Chicago Housing Authority changes supervoucher program after introduction of Schock bill

The Chicago Housing Authority (CHA) took action last week to lower the maximum limit of its supervoucher housing assistance program to 150 percent of fair market rent.

Rep. Aaron Schock (R-Ill.) called the CHA’s action a step in the right direction but said more needed to be done to fix the Housing Choice Voucher Program, a program administered through the Department of Housing and Urban Development (HUD).

In June, Schock introduced an amendment to the annual appropriations bill for HUD that would limit the Housing Choice Voucher Program to 120 percent of fair market rent. The move was designed to ensure that available housing assistance dollars benefit as many people as possible.

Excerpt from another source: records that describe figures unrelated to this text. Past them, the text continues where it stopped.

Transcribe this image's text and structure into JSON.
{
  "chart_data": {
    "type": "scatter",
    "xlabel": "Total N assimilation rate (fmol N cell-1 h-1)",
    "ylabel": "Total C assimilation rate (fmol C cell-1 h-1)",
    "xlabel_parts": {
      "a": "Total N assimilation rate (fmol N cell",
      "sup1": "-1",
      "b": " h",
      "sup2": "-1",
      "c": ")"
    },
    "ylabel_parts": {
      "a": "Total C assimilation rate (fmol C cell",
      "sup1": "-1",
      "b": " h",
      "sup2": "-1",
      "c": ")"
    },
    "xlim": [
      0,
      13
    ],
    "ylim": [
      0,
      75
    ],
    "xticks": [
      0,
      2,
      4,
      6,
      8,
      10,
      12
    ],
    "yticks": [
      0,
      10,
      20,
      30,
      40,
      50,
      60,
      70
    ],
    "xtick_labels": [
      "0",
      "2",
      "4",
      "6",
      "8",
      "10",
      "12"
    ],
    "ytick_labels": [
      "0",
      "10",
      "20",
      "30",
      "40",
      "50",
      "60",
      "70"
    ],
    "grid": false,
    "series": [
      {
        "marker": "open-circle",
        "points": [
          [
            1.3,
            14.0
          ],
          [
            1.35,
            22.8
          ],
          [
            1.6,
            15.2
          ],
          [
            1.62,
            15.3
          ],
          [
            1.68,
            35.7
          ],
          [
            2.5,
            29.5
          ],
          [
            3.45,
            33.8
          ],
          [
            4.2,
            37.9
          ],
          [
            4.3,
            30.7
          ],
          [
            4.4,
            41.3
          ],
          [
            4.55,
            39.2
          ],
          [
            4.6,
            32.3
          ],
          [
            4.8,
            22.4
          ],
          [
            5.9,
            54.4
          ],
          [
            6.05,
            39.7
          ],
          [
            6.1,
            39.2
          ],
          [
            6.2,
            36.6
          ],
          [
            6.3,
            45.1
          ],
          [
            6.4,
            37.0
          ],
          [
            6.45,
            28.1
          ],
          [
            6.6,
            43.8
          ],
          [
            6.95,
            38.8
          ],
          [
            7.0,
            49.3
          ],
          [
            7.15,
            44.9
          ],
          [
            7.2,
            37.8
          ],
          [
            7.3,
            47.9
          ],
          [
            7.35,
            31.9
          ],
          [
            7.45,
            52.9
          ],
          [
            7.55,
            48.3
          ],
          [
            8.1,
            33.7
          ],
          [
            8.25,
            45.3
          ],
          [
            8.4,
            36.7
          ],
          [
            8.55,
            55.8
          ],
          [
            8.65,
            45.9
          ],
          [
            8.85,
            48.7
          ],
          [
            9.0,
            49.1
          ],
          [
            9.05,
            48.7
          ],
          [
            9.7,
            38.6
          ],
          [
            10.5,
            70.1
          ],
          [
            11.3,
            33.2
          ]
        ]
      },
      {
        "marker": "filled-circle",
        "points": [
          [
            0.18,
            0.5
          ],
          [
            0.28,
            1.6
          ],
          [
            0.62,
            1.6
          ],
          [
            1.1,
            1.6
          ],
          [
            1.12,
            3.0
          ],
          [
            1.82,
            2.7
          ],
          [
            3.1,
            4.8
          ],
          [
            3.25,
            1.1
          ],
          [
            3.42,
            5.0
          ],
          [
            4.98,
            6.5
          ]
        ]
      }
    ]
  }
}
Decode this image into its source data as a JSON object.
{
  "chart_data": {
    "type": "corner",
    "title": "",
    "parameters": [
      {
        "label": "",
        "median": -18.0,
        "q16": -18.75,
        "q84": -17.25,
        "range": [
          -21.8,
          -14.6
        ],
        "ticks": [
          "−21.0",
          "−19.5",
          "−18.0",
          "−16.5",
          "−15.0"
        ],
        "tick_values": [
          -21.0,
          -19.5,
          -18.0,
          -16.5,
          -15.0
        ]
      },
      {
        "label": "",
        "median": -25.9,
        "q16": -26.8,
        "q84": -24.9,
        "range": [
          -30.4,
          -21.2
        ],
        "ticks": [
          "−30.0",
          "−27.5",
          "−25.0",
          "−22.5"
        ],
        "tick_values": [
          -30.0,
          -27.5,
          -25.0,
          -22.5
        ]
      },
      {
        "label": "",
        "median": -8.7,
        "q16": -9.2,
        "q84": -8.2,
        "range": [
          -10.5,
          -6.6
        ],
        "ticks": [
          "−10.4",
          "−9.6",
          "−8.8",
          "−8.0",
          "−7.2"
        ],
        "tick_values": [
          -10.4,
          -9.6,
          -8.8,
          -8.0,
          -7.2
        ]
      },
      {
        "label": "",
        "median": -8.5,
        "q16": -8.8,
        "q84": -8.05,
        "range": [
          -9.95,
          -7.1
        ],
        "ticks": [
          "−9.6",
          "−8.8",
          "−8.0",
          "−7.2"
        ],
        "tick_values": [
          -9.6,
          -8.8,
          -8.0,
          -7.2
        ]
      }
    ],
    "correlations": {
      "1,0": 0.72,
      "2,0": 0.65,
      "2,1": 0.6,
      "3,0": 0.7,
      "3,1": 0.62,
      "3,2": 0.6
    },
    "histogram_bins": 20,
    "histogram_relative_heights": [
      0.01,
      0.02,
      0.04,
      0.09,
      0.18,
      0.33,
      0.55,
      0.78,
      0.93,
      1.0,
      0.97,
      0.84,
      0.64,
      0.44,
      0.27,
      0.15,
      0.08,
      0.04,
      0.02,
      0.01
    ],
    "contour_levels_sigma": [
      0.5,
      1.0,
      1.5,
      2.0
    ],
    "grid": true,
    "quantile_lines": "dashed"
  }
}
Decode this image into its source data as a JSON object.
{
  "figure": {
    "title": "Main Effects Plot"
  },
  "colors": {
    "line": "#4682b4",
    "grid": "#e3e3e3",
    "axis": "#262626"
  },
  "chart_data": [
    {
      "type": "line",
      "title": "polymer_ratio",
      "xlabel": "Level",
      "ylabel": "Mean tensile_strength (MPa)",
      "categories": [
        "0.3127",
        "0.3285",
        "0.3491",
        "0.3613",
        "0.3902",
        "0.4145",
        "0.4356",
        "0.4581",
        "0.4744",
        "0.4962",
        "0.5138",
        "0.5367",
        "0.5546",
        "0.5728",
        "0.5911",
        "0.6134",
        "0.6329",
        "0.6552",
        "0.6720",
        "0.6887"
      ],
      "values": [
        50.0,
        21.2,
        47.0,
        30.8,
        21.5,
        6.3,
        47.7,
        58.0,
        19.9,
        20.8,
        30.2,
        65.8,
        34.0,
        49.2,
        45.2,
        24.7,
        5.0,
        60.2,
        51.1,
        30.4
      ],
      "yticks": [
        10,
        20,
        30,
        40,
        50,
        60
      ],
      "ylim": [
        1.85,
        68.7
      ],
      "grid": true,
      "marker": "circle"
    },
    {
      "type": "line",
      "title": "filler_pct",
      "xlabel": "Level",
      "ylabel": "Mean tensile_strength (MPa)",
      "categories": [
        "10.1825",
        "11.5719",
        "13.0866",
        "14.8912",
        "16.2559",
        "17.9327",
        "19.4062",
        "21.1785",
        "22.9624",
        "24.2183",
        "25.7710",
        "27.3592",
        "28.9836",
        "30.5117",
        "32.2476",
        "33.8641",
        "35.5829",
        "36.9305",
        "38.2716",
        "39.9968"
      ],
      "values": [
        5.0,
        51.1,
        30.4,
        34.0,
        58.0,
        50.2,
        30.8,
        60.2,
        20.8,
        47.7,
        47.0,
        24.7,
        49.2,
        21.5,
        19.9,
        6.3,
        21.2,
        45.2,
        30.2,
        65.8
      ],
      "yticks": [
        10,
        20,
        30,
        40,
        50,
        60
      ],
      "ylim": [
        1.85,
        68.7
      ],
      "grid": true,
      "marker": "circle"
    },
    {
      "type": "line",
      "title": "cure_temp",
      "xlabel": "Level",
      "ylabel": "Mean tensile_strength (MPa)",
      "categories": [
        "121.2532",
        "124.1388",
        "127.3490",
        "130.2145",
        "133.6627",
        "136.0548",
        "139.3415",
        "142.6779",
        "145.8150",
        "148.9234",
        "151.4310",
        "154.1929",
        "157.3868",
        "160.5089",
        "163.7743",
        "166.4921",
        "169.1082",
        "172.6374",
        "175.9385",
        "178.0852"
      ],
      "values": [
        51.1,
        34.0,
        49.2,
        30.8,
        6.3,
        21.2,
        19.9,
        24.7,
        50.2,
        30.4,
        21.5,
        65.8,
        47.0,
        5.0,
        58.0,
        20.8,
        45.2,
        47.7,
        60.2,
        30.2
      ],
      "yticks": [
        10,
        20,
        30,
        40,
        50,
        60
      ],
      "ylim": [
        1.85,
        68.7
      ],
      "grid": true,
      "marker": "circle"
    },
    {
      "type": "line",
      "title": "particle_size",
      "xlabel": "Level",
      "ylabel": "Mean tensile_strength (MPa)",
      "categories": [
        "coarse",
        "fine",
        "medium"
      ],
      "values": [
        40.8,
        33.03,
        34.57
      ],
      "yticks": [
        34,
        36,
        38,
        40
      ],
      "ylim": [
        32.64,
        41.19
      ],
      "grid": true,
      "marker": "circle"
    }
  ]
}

“I welcome the decision announced this weekend by the Chicago Housing Authority to revise its controversial supervoucher program and limit exception payments to 150 percent of fair market rents,” Schock said. “Millions of taxpayer dollars have already been wasted on this program, and I will continue to push for a greater understanding of how the program was authorized, administered and overseen by public officials in Washington and Chicago.”

For every family that was given more than 300 percent of what they should have been given through the voucher program, Shock previously said, there are tens of thousands of families waiting in line for housing assistance.

“Dozens of Chicago families will now have to be relocated, potentially disrupting their lives and discouraging their efforts to become fully independent of government support,” Schock said. “I regret that CHA’s badly conceived supervoucher program has failed both these families and the taxpayers who fund such programs with the confidence that their government will administer them fairly and efficiently.”

Schock said he would continue to scrutinize HUD’s Moving to Work initiative, which authorized Chicago’s supervoucher program.

“I will push for legislative changes where necessary to more clearly define HUD’s program goals and ensure that the money we spend provides maximum benefit to our nation’s needy families,” Schock said.